Pub Date: Aug. 18th, 2009
ISBN: 978-0-312-54181-1
Publisher: Minotaur

Dueling violin aficionados disrupt Carnegie Hall.

The Grimsley Competition, held once every 13 years, offers its preteen winner a chance to play the Piccolino Stradivarius, currently valued at $8 million. Child prodigy Kamryn Vander is about to be honored when the three-quarter-sized violin is stolen from a locked room in Carnegie Hall, to the horror of the Music Arts Project group (MAP) responsible for the gala. Also on hand, but more chagrined than horrified by the failure of his plan to smash the Piccolino to smithereens, is blind curmudgeon Daniel Jacobus, who since losing out in the competition years ago has tutored aspiring musicians of dubious skills. When his pal Nathaniel, an insurance investigator, asks his help in recovering the Piccolino, Daniel agrees and drags along his newest pupil: Yumi, a green-eyed Japanese girl with several family secrets. Combining the deductive reasoning of Sherlock Holmes with the rhetorical finesse of Don Rickles, Daniel tracks the 17th-century origins of the Piccolino and the motives and whereabouts of MAP and its competitors past and present.

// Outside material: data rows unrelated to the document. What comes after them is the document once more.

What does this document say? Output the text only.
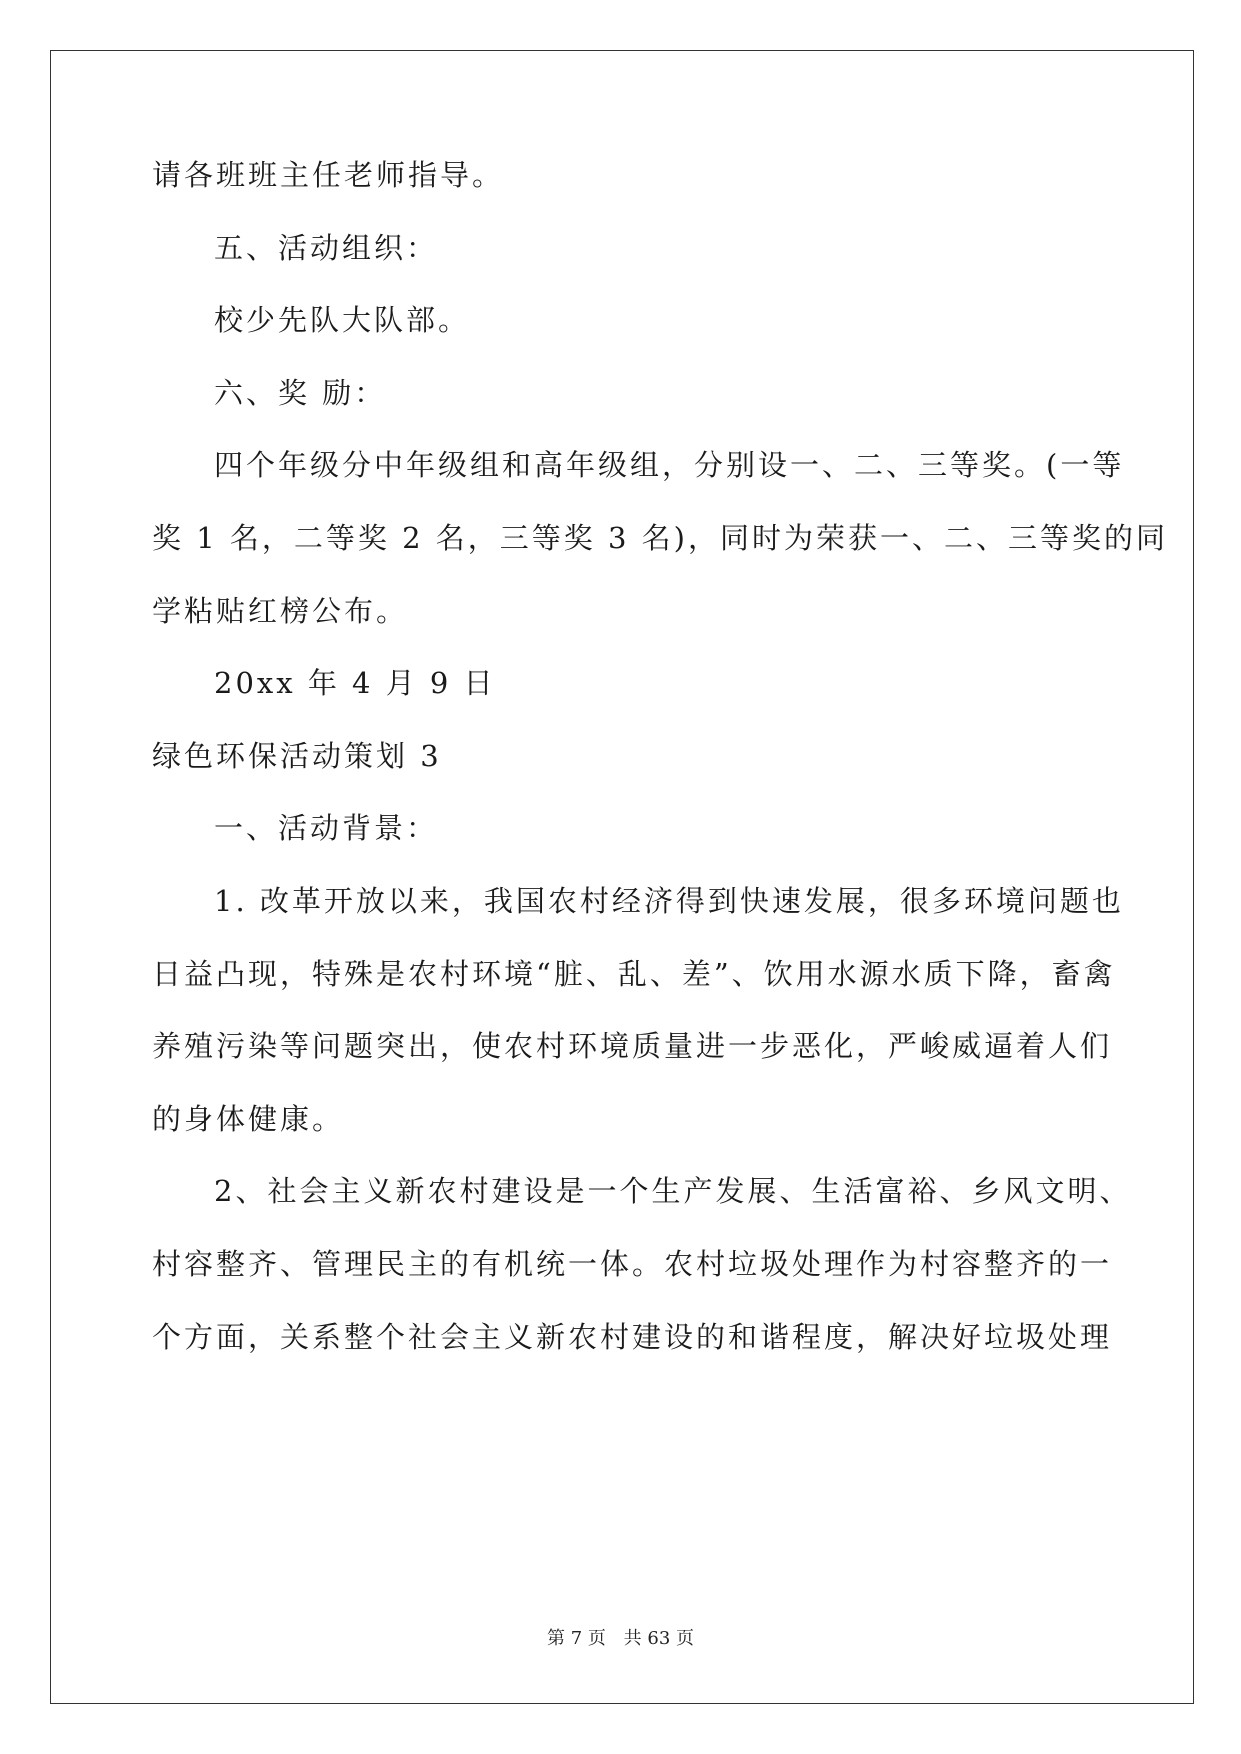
请各班班主任老师指导。
五、活动组织：
校少先队大队部。
六、奖 励：
四个年级分中年级组和高年级组，分别设一、二、三等奖。(一等
奖 1 名，二等奖 2 名，三等奖 3 名)，同时为荣获一、二、三等奖的同
学粘贴红榜公布。
20xx 年 4 月 9 日
绿色环保活动策划 3
一、活动背景：
1. 改革开放以来，我国农村经济得到快速发展，很多环境问题也
日益凸现，特殊是农村环境“脏、乱、差”、饮用水源水质下降，畜禽
养殖污染等问题突出，使农村环境质量进一步恶化，严峻威逼着人们
的身体健康。
2、社会主义新农村建设是一个生产发展、生活富裕、乡风文明、
村容整齐、管理民主的有机统一体。农村垃圾处理作为村容整齐的一
个方面，关系整个社会主义新农村建设的和谐程度，解决好垃圾处理
第 7 页 共 63 页
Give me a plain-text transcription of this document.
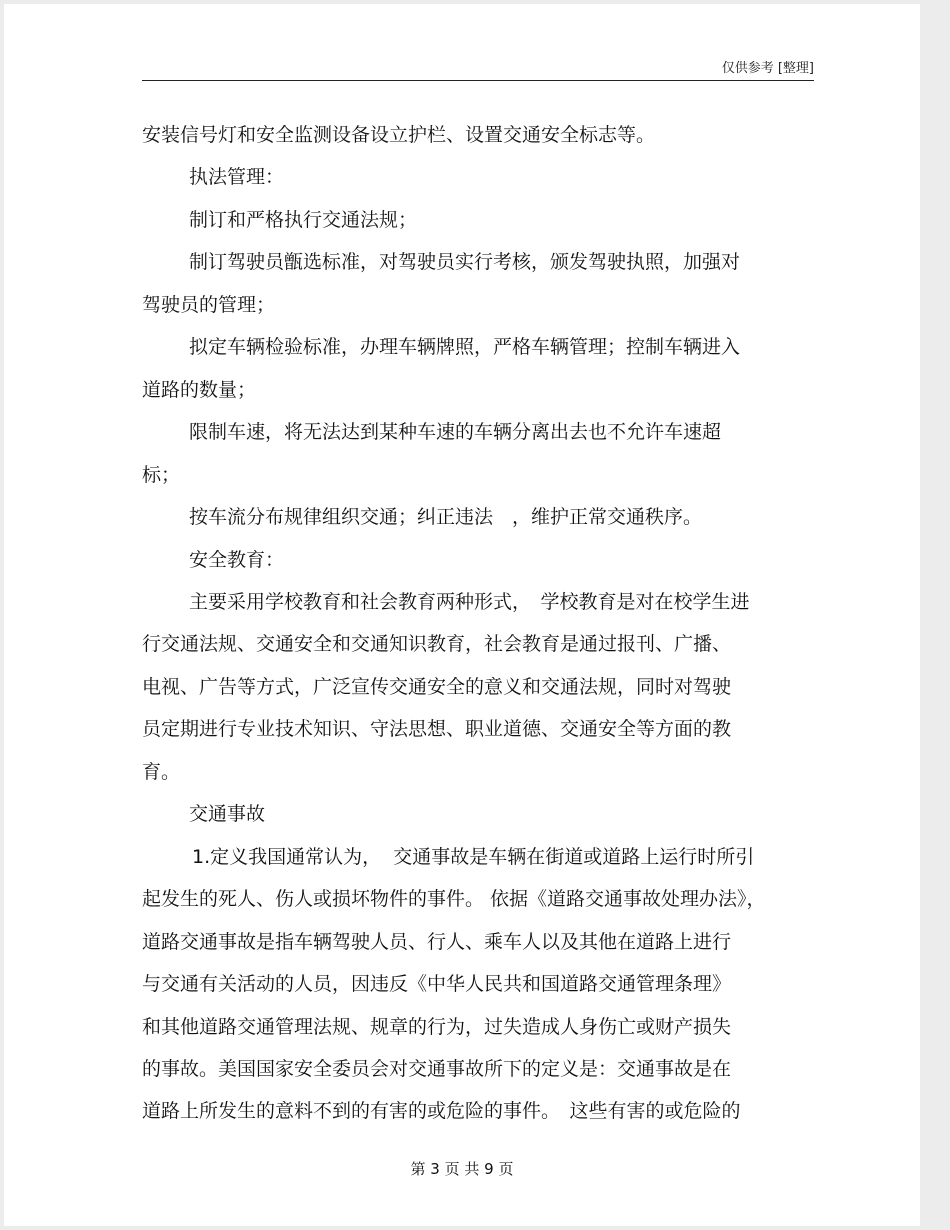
仅供参考 [整理]
安装信号灯和安全监测设备设立护栏、设置交通安全标志等。
执法管理：
制订和严格执行交通法规；
制订驾驶员甑选标准，对驾驶员实行考核，颁发驾驶执照，加强对
驾驶员的管理；
拟定车辆检验标准，办理车辆牌照，严格车辆管理；控制车辆进入
道路的数量；
限制车速，将无法达到某种车速的车辆分离出去也不允许车速超
标；
按车流分布规律组织交通；纠正违法　，维护正常交通秩序。
安全教育：
主要采用学校教育和社会教育两种形式，　学校教育是对在校学生进
行交通法规、交通安全和交通知识教育，社会教育是通过报刊、广播、
电视、广告等方式，广泛宣传交通安全的意义和交通法规，同时对驾驶
员定期进行专业技术知识、守法思想、职业道德、交通安全等方面的教
育。
交通事故
1.定义我国通常认为，  交通事故是车辆在街道或道路上运行时所引
起发生的死人、伤人或损坏物件的事件。 依据《道路交通事故处理办法》，
道路交通事故是指车辆驾驶人员、行人、乘车人以及其他在道路上进行
与交通有关活动的人员，因违反《中华人民共和国道路交通管理条理》
和其他道路交通管理法规、规章的行为，过失造成人身伤亡或财产损失
的事故。美国国家安全委员会对交通事故所下的定义是：交通事故是在
道路上所发生的意料不到的有害的或危险的事件。　这些有害的或危险的
第 3 页 共 9 页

Falling under suspicion himself, he sidesteps the law and the killer by fleeing to Japan, where the author unfurls dandy plot twists.

Fans of ratiocination will be pleased with Utah concertmaster Elias’ witty and acerbic debut, which is critical of the classical-music industry and so passionate about the music that you’ll run out to buy a recording of Beethoven’s Ninth, or even take up the violin.